Её глаза распахиваются шире.
— Хорошо, — медленно произносит она. — Из-за чего?
— Из-за Джонатана. И Мистера Реддита. Это как… мой мозг — гигантский узел перепутанных рождественских гирлянд, и я не могу сказать, что для кого зажигается, и я чувствую себя виноватой, потому что как будто предаю Мистера Реддита, и я боюсь насчёт Джонатана, потому что всё это так ново — дружить с ним, но почему-то это совсем не кажется новым, и я странно счастлива рядом с ним и…
— Ого, — Джун кладёт руки мне на плечи и сжимает. — Глубокий вдох, Габби.
Я втягиваю воздух.
— И выдох, — спокойно говорит она.
Я выдыхаю.
— Хорошо. А теперь, — она рывком открывает дверь и втаскивает меня обратно внутрь. — Там холодно, как в яйцах у Сатаны. Пойдем поищем кладовку, чтобы поговорить.
— Но в аду жарко.
— Согласно Данте, нет, — бормочет Джун, ведя меня впереди себя. — Найди кладовку, ладно? В ад по Данте Сатана замёрз по пояс, его крылья яростно бьются, но, по иронии судьбы, это только удерживает озеро замёрзшим. Самый внутренний круг ада — это самосаботаж… и яйца, которые представляют собой глыбы льда.
— Ух ты. Я забыла об этом, — я открываю дверцу кладовки, где мы храним принадлежности для уборки, и плюхаюсь на коробку с промышленным чистящим средством. Джун следует за мной и закрывает дверь.
— Кстати, о самосаботаже, — говорит она, поворачиваясь ко мне. — Сядь.
Я сажусь.
— Я окружена властными командирами.
— Кто-то же должен уравновешивать Элая, — говорит она, убирая вещи с коробки с туалетной бумагой, чтобы ей было, на что сесть. — Он слишком сюсюкается. Послушай, — Джун наклоняется, упираясь локтями в колени. — Тебе нужно сделать перерыв. Ты надрываешься на работе, пытаясь спасти это место. Это твой последний день перед праздниками, ты подавлена и проводишь день, коря себя за парня, которого никогда не встречала в реальной жизни, и за парня, которого ненавидела почти год и с которым только-только начала вести себя вежливо.

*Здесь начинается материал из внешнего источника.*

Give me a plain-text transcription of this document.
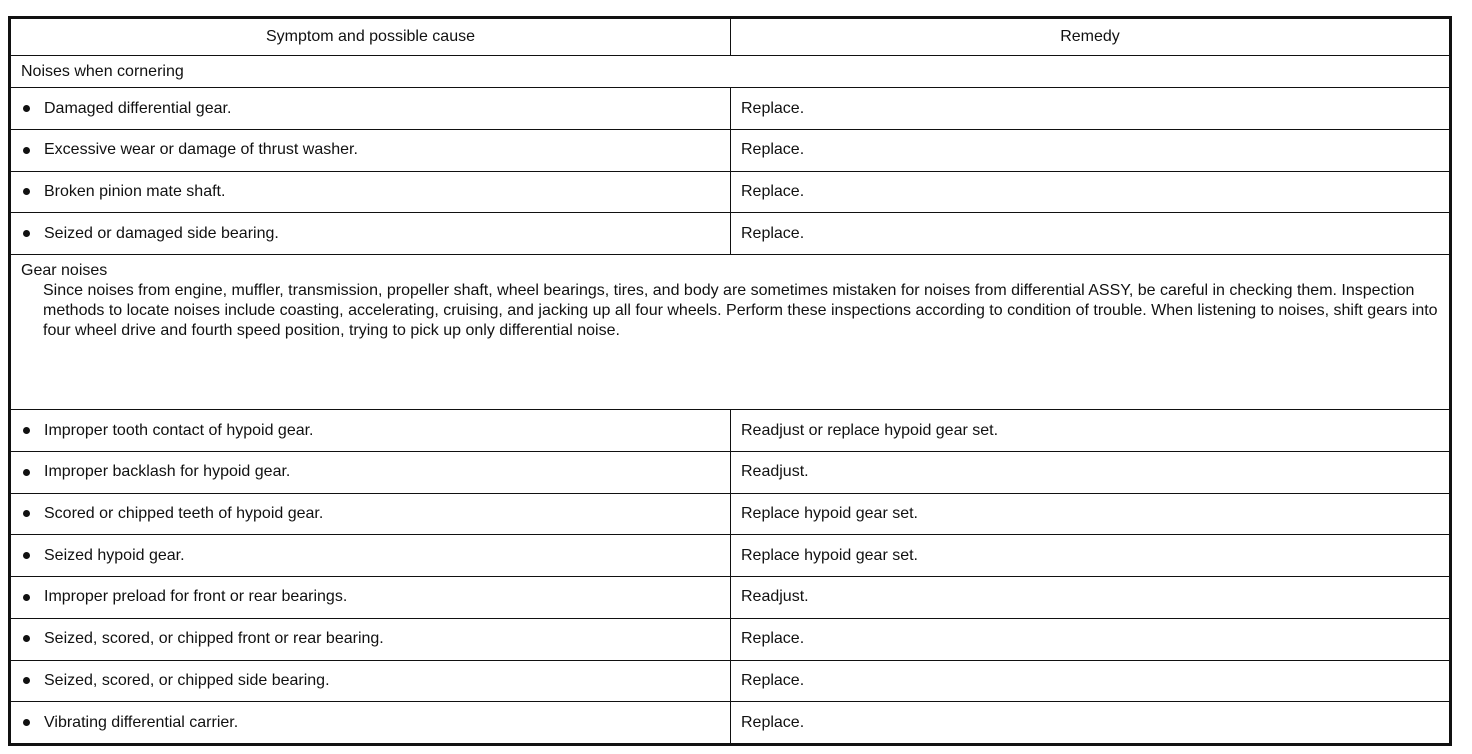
Symptom and possible cause	Remedy
Noises when cornering	
Damaged differential gear.	Replace.
Excessive wear or damage of thrust washer.	Replace.
Broken pinion mate shaft.	Replace.
Seized or damaged side bearing.	Replace.
Gear noises
Since noises from engine, muffler, transmission, propeller shaft, wheel bearings, tires, and body are sometimes mistaken for noises from differential ASSY, be careful in checking them. Inspection methods to locate noises include coasting, accelerating, cruising, and jacking up all four wheels. Perform these inspections according to condition of trouble. When listening to noises, shift gears into four wheel drive and fourth speed position, trying to pick up only differential noise.	

Improper tooth contact of hypoid gear.	Readjust or replace hypoid gear set.
Improper backlash for hypoid gear.	Readjust.
Scored or chipped teeth of hypoid gear.	Replace hypoid gear set.
Seized hypoid gear.	Replace hypoid gear set.
Improper preload for front or rear bearings.	Readjust.
Seized, scored, or chipped front or rear bearing.	Replace.
Seized, scored, or chipped side bearing.	Replace.
Vibrating differential carrier.	Replace.
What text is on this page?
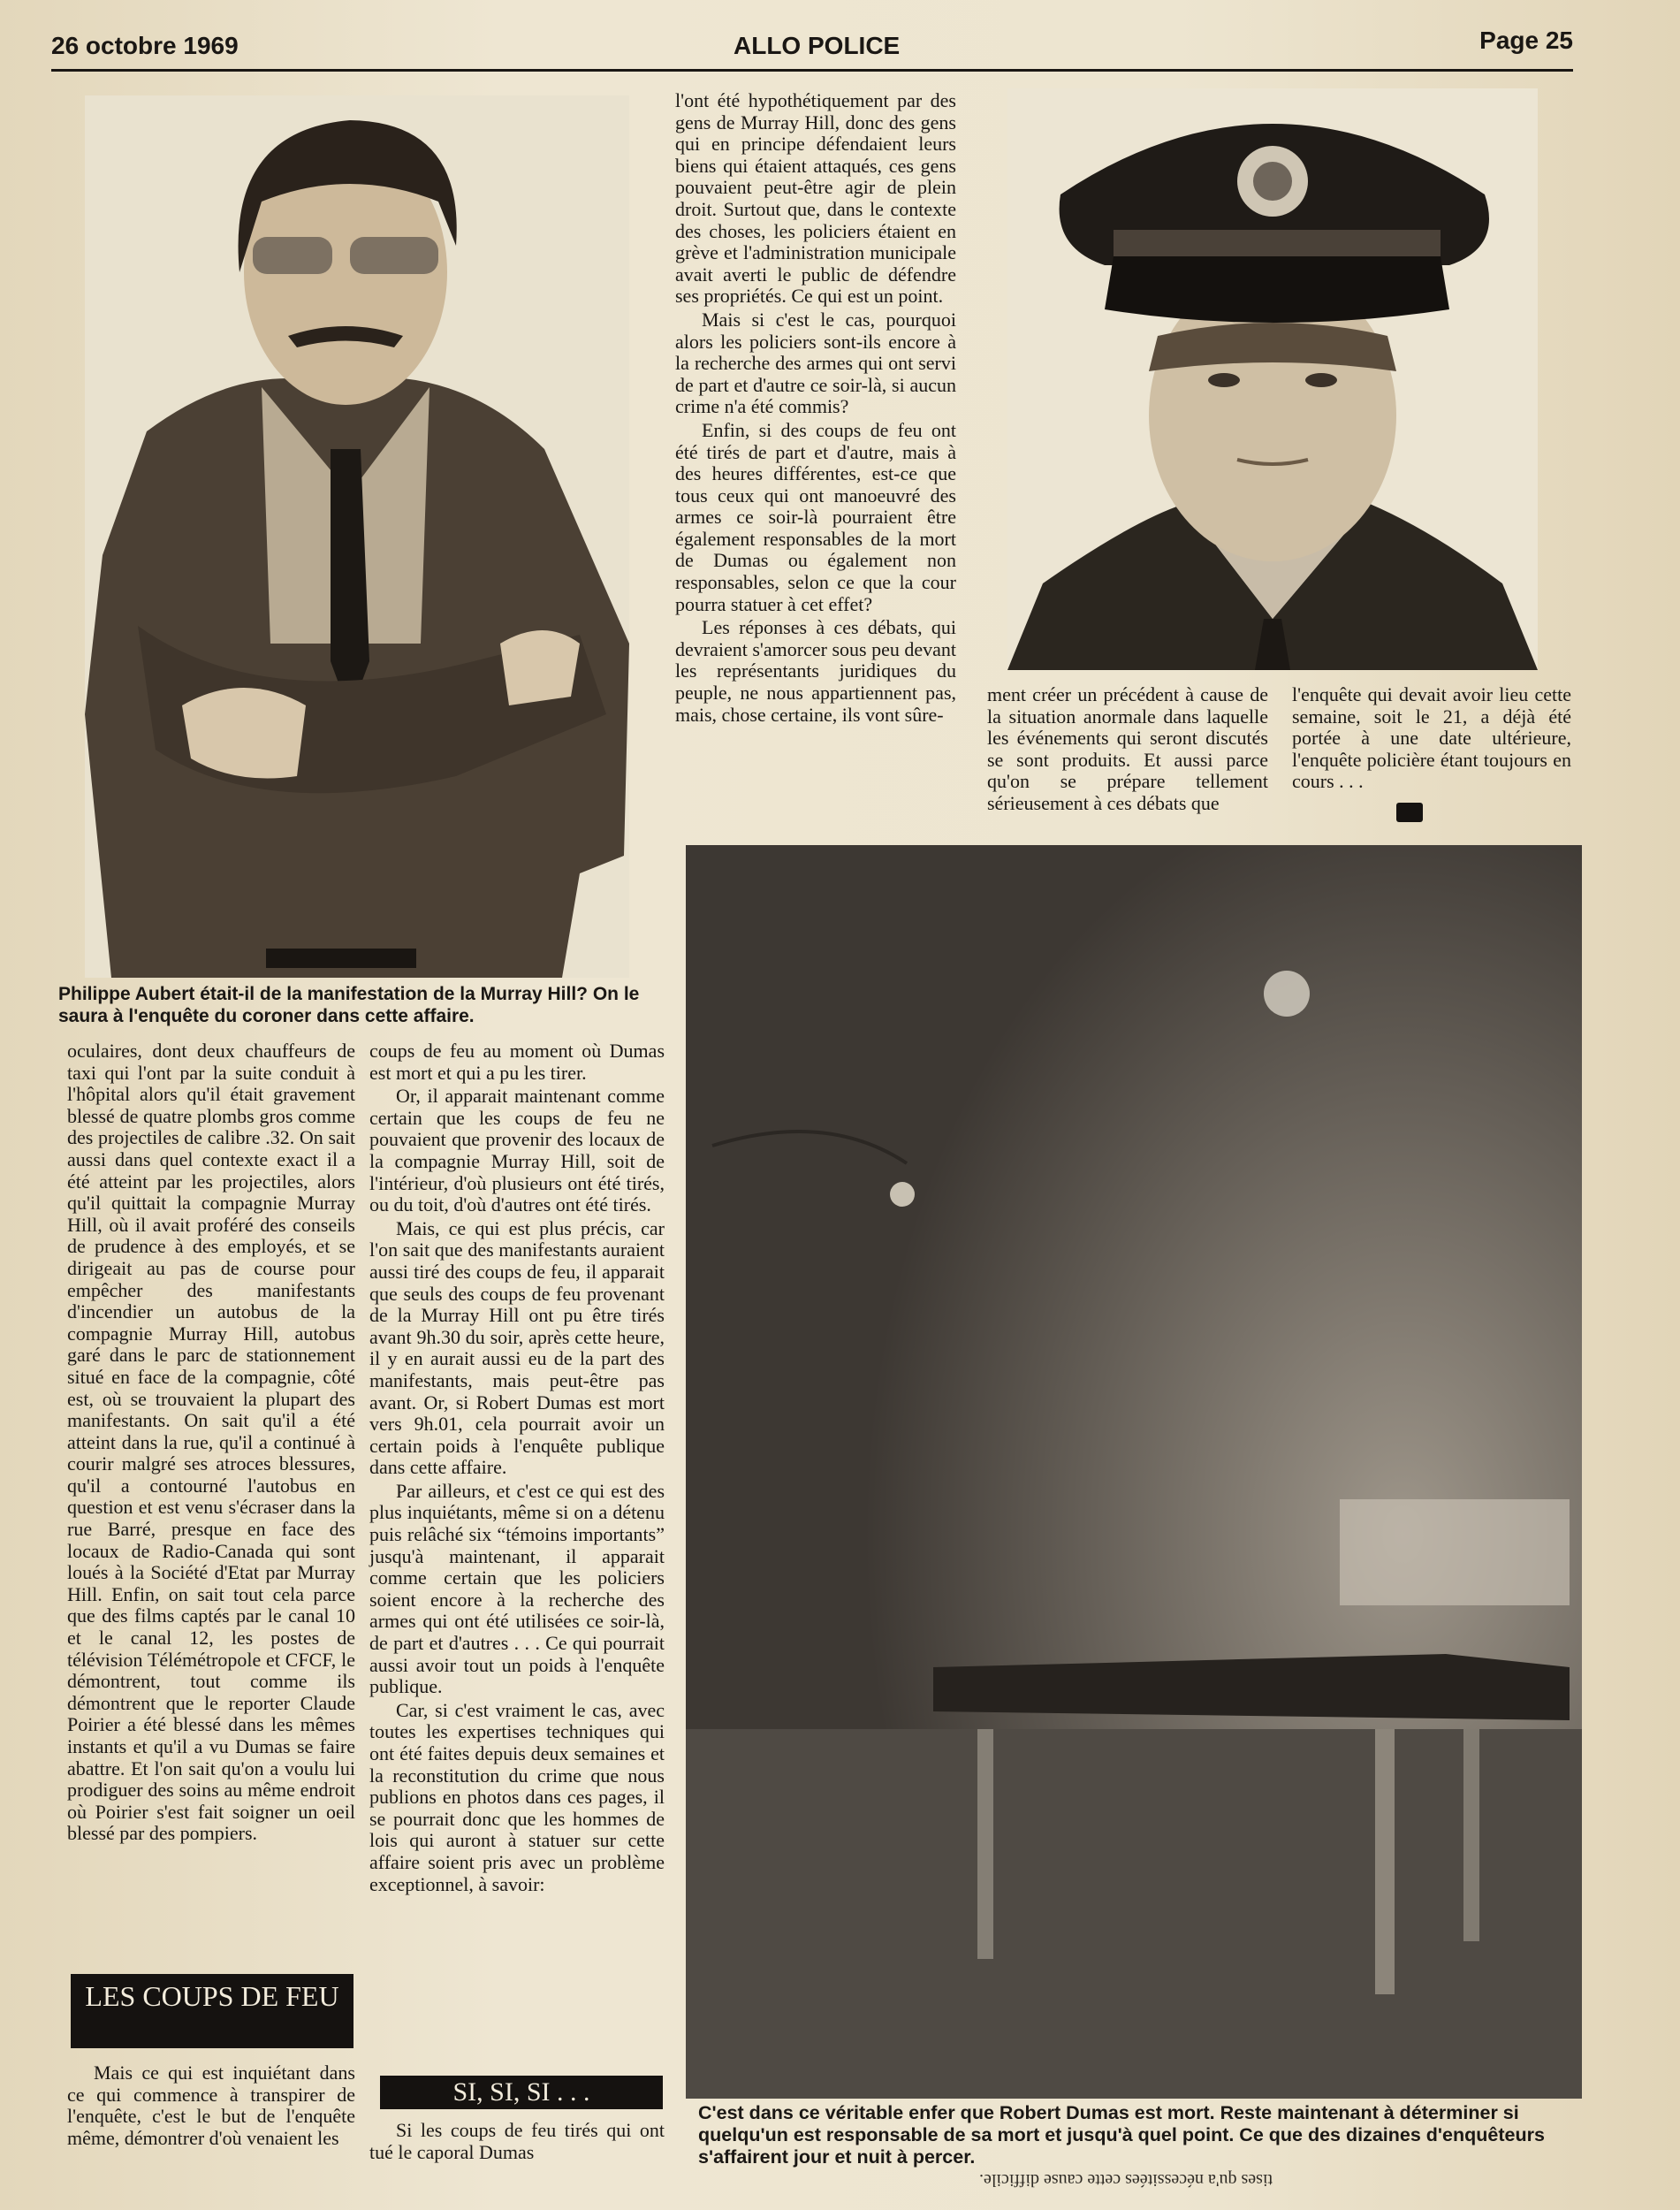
26 octobre 1969	ALLO POLICE	Page 25
Philippe Aubert était-il de la manifestation de la Murray Hill? On le saura à l'enquête du coroner dans cette affaire.

l'ont été hypothétiquement par des gens de Murray Hill, donc des gens qui en principe défendaient leurs biens qui étaient attaqués, ces gens pouvaient peut-être agir de plein droit. Surtout que, dans le contexte des choses, les policiers étaient en grève et l'administration municipale avait averti le public de défendre ses propriétés. Ce qui est un point.

Mais si c'est le cas, pourquoi alors les policiers sont-ils encore à la recherche des armes qui ont servi de part et d'autre ce soir-là, si aucun crime n'a été commis?

Enfin, si des coups de feu ont été tirés de part et d'autre, mais à des heures différentes, est-ce que tous ceux qui ont manoeuvré des armes ce soir-là pourraient être également responsables de la mort de Dumas ou également non responsables, selon ce que la cour pourra statuer à cet effet?

Les réponses à ces débats, qui devraient s'amorcer sous peu devant les représentants juridiques du peuple, ne nous appartiennent pas, mais, chose certaine, ils vont sûre-

ment créer un précédent à cause de la situation anormale dans laquelle les événements qui seront discutés se sont produits. Et aussi parce qu'on se prépare tellement sérieusement à ces débats que
l'enquête qui devait avoir lieu cette semaine, soit le 21, a déjà été portée à une date ultérieure, l'enquête policière étant toujours en cours . . .
C'est dans ce véritable enfer que Robert Dumas est mort. Reste maintenant à déterminer si quelqu'un est responsable de sa mort et jusqu'à quel point. Ce que des dizaines d'enquêteurs s'affairent jour et nuit à percer.

oculaires, dont deux chauffeurs de taxi qui l'ont par la suite conduit à l'hôpital alors qu'il était gravement blessé de quatre plombs gros comme des projectiles de calibre .32. On sait aussi dans quel contexte exact il a été atteint par les projectiles, alors qu'il quittait la compagnie Murray Hill, où il avait proféré des conseils de prudence à des employés, et se dirigeait au pas de course pour empêcher des manifestants d'incendier un autobus de la compagnie Murray Hill, autobus garé dans le parc de stationnement situé en face de la compagnie, côté est, où se trouvaient la plupart des manifestants. On sait qu'il a été atteint dans la rue, qu'il a continué à courir malgré ses atroces blessures, qu'il a contourné l'autobus en question et est venu s'écraser dans la rue Barré, presque en face des locaux de Radio-Canada qui sont loués à la Société d'Etat par Murray Hill. Enfin, on sait tout cela parce que des films captés par le canal 10 et le canal 12, les postes de télévision Télémétropole et CFCF, le démontrent, tout comme ils démontrent que le reporter Claude Poirier a été blessé dans les mêmes instants et qu'il a vu Dumas se faire abattre. Et l'on sait qu'on a voulu lui prodiguer des soins au même endroit où Poirier s'est fait soigner un oeil blessé par des pompiers.

LES COUPS DE FEU

Mais ce qui est inquiétant dans ce qui commence à transpirer de l'enquête, c'est le but de l'enquête même, démontrer d'où venaient les

coups de feu au moment où Dumas est mort et qui a pu les tirer.

Or, il apparait maintenant comme certain que les coups de feu ne pouvaient que provenir des locaux de la compagnie Murray Hill, soit de l'intérieur, d'où plusieurs ont été tirés, ou du toit, d'où d'autres ont été tirés.

Mais, ce qui est plus précis, car l'on sait que des manifestants auraient aussi tiré des coups de feu, il apparait que seuls des coups de feu provenant de la Murray Hill ont pu être tirés avant 9h.30 du soir, après cette heure, il y en aurait aussi eu de la part des manifestants, mais peut-être pas avant. Or, si Robert Dumas est mort vers 9h.01, cela pourrait avoir un certain poids à l'enquête publique dans cette affaire.

Par ailleurs, et c'est ce qui est des plus inquiétants, même si on a détenu puis relâché six “témoins importants” jusqu'à maintenant, il apparait comme certain que les policiers soient encore à la recherche des armes qui ont été utilisées ce soir-là, de part et d'autres . . . Ce qui pourrait aussi avoir tout un poids à l'enquête publique.

Car, si c'est vraiment le cas, avec toutes les expertises techniques qui ont été faites depuis deux semaines et la reconstitution du crime que nous publions en photos dans ces pages, il se pourrait donc que les hommes de lois qui auront à statuer sur cette affaire soient pris avec un problème exceptionnel, à savoir:

SI, SI, SI . . .

Si les coups de feu tirés qui ont tué le caporal Dumas

tises qu'a nécessitées cette cause difficile.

Ты им ничего не должна, Габби.
— Если этот мистер Фрост, который на самом деле присматривает за тобой и делает тебя счастливой, в конечном итоге станет твоим мужчиной, значит, так и должно было быть, а Мистер Реддит был тем, кто подходил тебе в прошлом, но теперь уже не подходит, и это нормально. Если, встретившись с Мистером Реддитом лично, ты поймёшь, что, несмотря на тесную связь с твоим коллегой за последние двенадцать месяцев, связь, которую вы с мистером Реддитом установили во время ночных чатов, стала чем-то гораздо более глубоким, значит, тебе суждено было это понять, и это нормально. Или же они оба окажутся засранцами, которых мне придётся побить, и я это сделаю, и это тоже будет нормально.